I satelliti occidentali dell’impero non ci sono più e con questo la Russia deve fare i conti. Che pretenda di farli minacciando la guerra nucleare è assai illuminante sulla sua natura attuale. L’Urss era tutt’altro che un paradiso, ma nonostante i gulag per qualche decennio ha riscosso una simpatia come emblema del socialismo, discutibile quanto si vuole ma persistente. E a parte l’avventura dei missili a Cuba, ha mantenuto i nervi saldi nel garantire l’equilibrio nucleare nella guerra fredda.

Ma oggi del socialismo resta in Russia solo l’abitudine della società al dominio del potere centrale. La Russia ormai da tre decenni è l’emblema di un capitalismo anomalo costruito sull’accumulazione primitiva esercitata con l’appropriazione privata delle risorse pubbliche. È una società chiusa, povera, ricca soltanto nel suo apparato militare e nei ceti oligarchici che la predano all’ombra di un controllo asfissiante sulla società civile.

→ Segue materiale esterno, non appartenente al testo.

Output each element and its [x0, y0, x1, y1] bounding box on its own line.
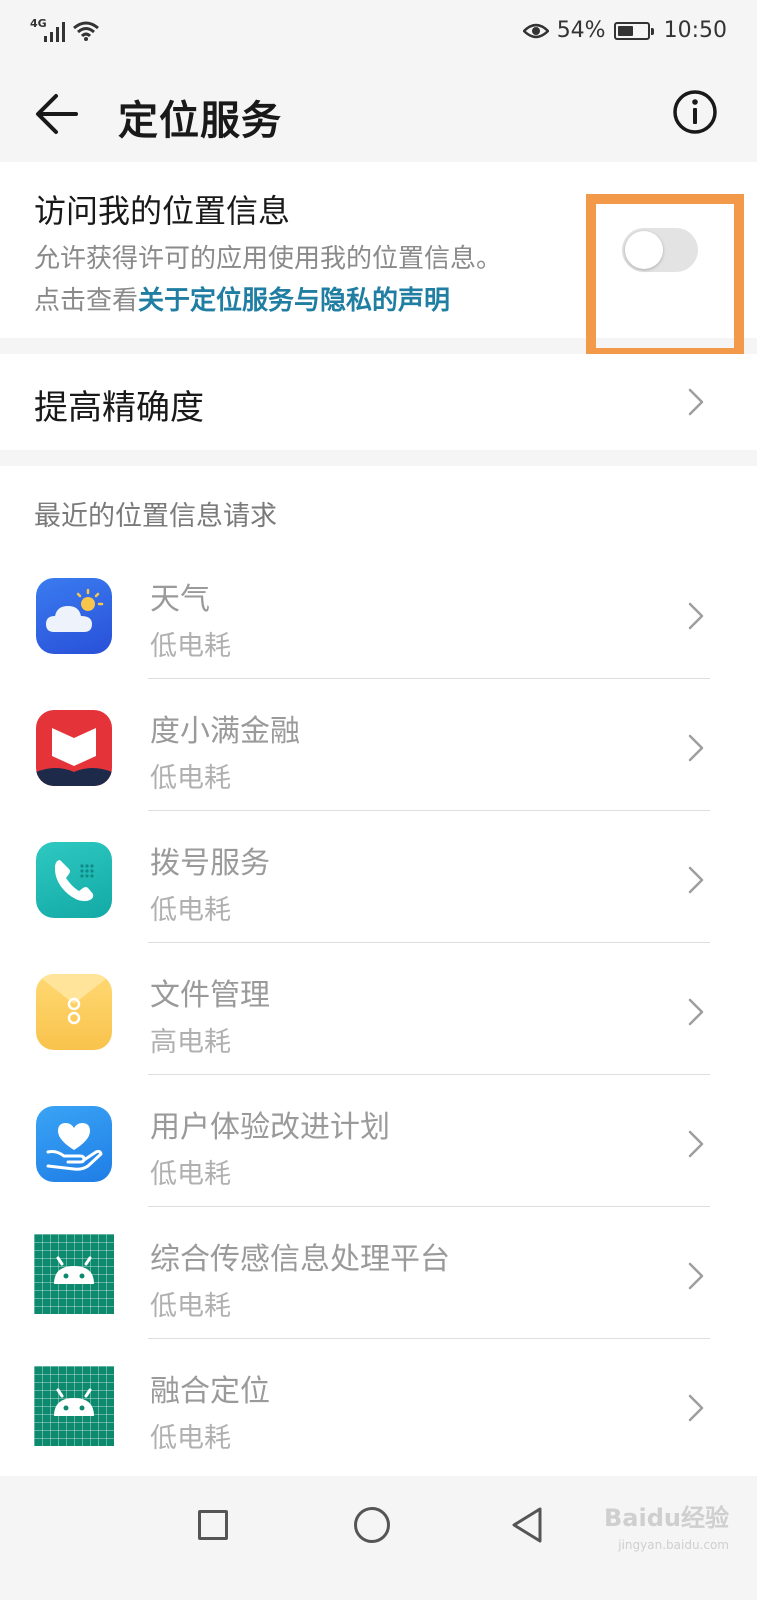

Il tutto sotto la cappa di un potere assoluto che non si fa scrupolo di ricorrere all’assassinio dei giornalisti e degli oppositori, che impone il controllo totalitario dell’informazione, e la repressione sistematica della dissidenza (fino all’assassinio della Politovskaja). Un potere assoluto che mantiene il popolo nell’ignoranza costringendo i suoi figli a morire in una guerra contro un popolo fratello. Putin uno zar indiscusso da ventidue anni. E nelle intenzioni, pare, dovrebbero regnare fino al 2036. Non è questa la più profonda umiliazione della Russia? Le ragioni di Putin sono la necessità di far durare il suo potere assoluto. Le ragioni dell’Ucraina sono il bisogno di sottrarsi al suo tallone di ferro.